Resistance to antibiotics is often described by neo-pagans as Mother Nature’s vengeance on Man for having had the temerity to interfere in her natural biological processes. According to the neo-pagans, this vengeance has left Man (deservedly) worse off than if he had never discovered antibiotics at all. I do not see the logic of this.
There is no doubt, however, that bacterial resistance to antibiotics is a serious problem worldwide. It is particularly serious in hospitals, where patients may pick up infections that they never had before admission. Many patients die from these infections, which may be of epidemic proportions.
The most important such infection is MRSA, methicillin-resistant Staphylococcus aureus. (Methicillin is a semi-artificial penicillin that was developed when the Staphylococcus first became resistant to ordinary penicillin, and soon met with resistance itself.) MRSA accounts for most post-surgical infections; the proportion of patients infected by it is often taken in research as a measure of a hospital’s hygiene.
An important paper in a recent edition of the New England Journal of Medicine compares various strategies for reducing the spread of MRSA in intensive care units, a common place for patients to become infected.

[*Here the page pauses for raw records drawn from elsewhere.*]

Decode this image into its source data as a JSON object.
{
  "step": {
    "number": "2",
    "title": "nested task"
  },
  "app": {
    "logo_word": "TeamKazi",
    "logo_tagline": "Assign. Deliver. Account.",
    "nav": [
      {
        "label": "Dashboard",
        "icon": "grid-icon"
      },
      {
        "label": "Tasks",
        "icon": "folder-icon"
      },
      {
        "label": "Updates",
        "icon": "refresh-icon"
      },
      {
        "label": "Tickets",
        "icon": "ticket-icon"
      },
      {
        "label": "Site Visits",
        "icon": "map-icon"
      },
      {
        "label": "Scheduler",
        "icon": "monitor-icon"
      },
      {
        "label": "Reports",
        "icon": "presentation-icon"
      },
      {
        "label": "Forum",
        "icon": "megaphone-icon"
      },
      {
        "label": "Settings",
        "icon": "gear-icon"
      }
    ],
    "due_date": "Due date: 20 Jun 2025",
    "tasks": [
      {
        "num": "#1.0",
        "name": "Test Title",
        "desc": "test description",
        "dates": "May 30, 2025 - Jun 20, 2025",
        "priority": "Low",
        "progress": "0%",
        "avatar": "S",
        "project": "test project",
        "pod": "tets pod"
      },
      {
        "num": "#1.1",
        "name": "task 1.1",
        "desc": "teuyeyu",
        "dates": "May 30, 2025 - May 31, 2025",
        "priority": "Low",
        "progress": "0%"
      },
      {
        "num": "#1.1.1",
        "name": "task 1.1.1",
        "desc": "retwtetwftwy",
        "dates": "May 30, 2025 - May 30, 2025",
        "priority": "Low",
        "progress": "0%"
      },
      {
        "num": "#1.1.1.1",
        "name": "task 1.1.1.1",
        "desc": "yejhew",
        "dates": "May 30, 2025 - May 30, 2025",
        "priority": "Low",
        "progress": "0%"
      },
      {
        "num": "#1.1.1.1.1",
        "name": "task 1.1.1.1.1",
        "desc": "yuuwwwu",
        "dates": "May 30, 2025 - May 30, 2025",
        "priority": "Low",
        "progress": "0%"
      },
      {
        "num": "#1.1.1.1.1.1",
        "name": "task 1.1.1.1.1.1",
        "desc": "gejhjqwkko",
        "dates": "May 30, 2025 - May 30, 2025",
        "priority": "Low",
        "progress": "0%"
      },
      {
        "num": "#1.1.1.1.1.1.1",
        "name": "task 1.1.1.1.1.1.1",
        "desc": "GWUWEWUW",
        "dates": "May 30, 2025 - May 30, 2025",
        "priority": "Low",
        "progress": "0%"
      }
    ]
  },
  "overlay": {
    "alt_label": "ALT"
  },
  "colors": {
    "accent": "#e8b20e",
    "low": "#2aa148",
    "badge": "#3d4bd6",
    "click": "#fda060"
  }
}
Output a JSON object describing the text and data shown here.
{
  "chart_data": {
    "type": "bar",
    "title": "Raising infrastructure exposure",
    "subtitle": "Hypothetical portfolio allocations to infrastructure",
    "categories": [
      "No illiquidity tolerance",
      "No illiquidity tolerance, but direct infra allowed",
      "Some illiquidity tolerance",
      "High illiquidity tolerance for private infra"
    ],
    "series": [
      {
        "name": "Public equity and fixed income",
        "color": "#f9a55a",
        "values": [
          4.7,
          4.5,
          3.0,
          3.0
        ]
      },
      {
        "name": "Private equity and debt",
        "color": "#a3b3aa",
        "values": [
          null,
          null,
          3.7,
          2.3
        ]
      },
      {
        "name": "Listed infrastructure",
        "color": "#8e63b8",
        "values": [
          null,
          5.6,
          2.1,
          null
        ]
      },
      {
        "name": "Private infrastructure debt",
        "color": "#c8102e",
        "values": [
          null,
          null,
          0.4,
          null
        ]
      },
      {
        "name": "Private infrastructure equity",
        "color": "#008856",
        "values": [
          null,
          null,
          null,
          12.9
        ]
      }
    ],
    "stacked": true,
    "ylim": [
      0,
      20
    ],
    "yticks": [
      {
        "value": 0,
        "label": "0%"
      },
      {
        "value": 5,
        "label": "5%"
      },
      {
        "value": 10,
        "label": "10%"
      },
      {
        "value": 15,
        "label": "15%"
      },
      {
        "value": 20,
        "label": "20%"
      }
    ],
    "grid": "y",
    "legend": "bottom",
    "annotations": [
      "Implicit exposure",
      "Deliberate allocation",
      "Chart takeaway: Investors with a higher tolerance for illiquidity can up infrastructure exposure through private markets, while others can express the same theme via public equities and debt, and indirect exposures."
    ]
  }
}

The method of control usually employed is to screen patients for MRSA on admission to the ICU and to institute special precautions such as isolation and barrier nursing if they test positive. The authors compared this method with attempts by means of antibacterial products at “decolonization” of those who tested positive, and similar “decolonization” practiced on every patient admitted to an ICU irrespective of whether or not he tested positive for MRSA.
The authors then compared the overall rate of blood-borne infections with MRSA between the groups. They found universal decolonization – the prophylactic use of antibacterials regardless of whether or not patients were initially infected – was by far the most effective, with decolonization of those initially infected next best, and the method most widely used around the world — isolation and special nursing precautions — the least effective.
One of the reasons for the superior efficacy of universal decolonization might have been that those who were infected with MRSA on admission were disinfected straight away rather than after a delay while laboratory results were awaited, and thus the offending organism had no opportunity to spread in the meantime.
The authors estimated that 54 patients under the scheme of universal decolonization had to be treated in order to prevent one blood-borne infection. The cost of universal decolonization was $40 a head: that is to say, one blood-borne infection was prevented at a cost of $2160. If, as seems likely (though the authors are hesitant on the point), such an infection involves the extra expenditure of more than $2160 per patient, then universal decolonization would lead to economic savings as well as – presumably – to less suffering. (Additional savings would be made by the need for fewer initial laboratory tests.) The trial was not large enough, however, to determine whether any lives would be saved by universal decolonization and if so, how many. It seems to me likely, though, that lives would be saved.
The neo-pagans, however, could take some comfort from a caveat issued by the authors. If universal decolonization were instituted, as seems to be the logical practical consequence of the experiment, the bacteria might develop resistance to the products (chlorhexidine and mupirocin) used to disinfect. Indeed, there is already some evidence that this is happening. Thus victory over bacterial infection is only temporary, not final and probably never to be final, given the genetic flexibility of bacteria; medicine is thus an aspect of Man’s Promethean bargain. But temporary victory is to be preferred to perpetual defeat.